Tibetan Attempts to Modernize
The failure of Simla meant that Tibet had to face the possibility of future hostilities with China. This threat prompted a clique of young Tibetan aristocratic officials led by Tsarong, a favorite of the Dalai Lama, to urge modernization in Tibet, especially
the creation of a strong military able to defend Tibet's interests. The thirteenth Dalai Lama agreed, and in rapid succession new troops were levied and officers and NCOs were sent for training to India and the British trade agency in the southern Tibetan town of Gyantse. At the same time, Tibet considered joining the International Postal Union, and a British schoolmaster was hired to open an English language school in Gyantse. Tibet was taking its first steps to join the modern world.

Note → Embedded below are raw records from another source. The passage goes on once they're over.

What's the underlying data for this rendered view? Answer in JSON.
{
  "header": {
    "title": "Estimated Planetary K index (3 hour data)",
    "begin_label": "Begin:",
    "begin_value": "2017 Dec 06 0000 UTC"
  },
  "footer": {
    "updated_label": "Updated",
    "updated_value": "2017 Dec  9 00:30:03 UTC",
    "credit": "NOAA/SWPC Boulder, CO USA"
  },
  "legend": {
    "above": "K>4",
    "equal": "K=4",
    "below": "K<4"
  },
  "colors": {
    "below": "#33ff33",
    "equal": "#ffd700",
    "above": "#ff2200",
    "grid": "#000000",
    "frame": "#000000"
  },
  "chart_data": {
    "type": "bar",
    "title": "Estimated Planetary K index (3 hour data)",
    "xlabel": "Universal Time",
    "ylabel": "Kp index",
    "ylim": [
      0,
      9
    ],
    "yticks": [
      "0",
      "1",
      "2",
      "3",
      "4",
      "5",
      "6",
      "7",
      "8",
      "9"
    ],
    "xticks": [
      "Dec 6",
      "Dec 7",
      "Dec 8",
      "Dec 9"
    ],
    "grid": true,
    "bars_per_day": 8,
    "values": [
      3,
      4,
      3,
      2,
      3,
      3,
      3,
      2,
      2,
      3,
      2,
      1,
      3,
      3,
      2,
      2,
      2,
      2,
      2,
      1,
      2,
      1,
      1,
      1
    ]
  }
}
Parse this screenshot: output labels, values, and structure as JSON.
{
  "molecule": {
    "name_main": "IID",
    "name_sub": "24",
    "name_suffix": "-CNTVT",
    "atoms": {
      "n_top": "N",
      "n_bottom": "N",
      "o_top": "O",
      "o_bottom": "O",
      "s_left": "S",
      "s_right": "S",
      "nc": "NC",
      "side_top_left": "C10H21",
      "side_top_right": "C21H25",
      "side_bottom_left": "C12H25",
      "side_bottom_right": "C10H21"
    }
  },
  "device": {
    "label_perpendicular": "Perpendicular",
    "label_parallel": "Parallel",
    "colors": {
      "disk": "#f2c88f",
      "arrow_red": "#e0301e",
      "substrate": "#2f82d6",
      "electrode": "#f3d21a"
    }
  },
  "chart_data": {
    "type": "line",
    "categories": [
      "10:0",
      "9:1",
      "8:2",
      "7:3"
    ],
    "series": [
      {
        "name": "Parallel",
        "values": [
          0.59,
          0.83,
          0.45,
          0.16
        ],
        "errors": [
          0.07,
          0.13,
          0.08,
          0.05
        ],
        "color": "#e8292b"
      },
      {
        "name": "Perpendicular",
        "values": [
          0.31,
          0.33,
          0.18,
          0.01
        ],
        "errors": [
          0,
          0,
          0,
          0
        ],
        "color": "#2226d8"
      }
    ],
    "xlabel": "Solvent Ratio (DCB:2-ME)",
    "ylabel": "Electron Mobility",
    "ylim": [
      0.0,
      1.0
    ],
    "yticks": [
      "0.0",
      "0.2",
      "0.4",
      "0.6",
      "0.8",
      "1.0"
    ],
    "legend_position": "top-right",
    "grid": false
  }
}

All this, however, sent shock waves through the monastic and aristocratic elites who held most of the land in Tibet in the form of feudal estates with hereditarily bound serflike peasants. Modernization was expensive, and they found themselves facing new tax levies to support the military buildup. Modernization, moreover, was also perceived by the religious leadership as an ideological threat to the dominance of Buddhism in Tibet, and thus to what they felt was the unique character of the Tibetan theocratic state. Equating modernization with Western atheism and secularism, the conservatives believed that it would diminish the power and importance of Buddhism. In their view, Tibet had coexisted with China for centuries with no adverse consequences for the domination of Buddhism (and the Geluk sect) in Tibet, so why, they questioned, was it now necessary to transform Tibet in these radical ways? Key conservative officials therefore campaigned to convince the Dalai Lama that the military officers were a threat to Buddhism and to his own power and authority. By the mid-1920s, their efforts had succeeded, and in one of the pivotal policy decisions of modern Tibetan history, the thirteenth Dalai Lama gutted the heart of the reform program by demoting the entire group of promodernization officers and closing the English school. Overnight, Tibet lost its best chance to create a modern polity capable of coordinating international support for its independent status and defending its territory.[8]
Tibet did not, however, pay an immediate price for this retreat into the past because China was deeply absorbed in
internal issues and conflicts and too weak to challenge the Dalai Lama. Thus, from 1913 when the last Qing officials and troops left Tibet to the death of the thirteenth Dalai Lama in 1933, no Chinese officials or troops were permitted to reside in Tibet, and the Tibetan government accepted no interference from Beijing. Chinese fortunes in Tibet improved slightly after the death of the thirteenth Dalai Lama when Tibet allowed a "condolence mission" sent by the Guomindang government of Chiang Kaishek to visit Lhasa, and then permitted it to open an office to facilitate negotiations aimed at resolving the Tibet Question. These talks proved futile, but Tibet allowed the office to remain.
The Japanese invasion of China in 1937 saved Tibet from having to defend its de facto independence from China, and Tibet continued to operate without interference from Chiang Kaishek. China did not, however, abandon its claims over Tibet. To the contrary, it effectively reinforced its position throughout the world (and in China itself) with a propaganda campaign that actively sought to create the impression that Tibet was in fact a part of China. Tibet, with virtually no officials who understood the West or spoke English, blithely ignored this ominous development, much as it had earlier closed its eyes to reality and returned British governmental correspondence unopened.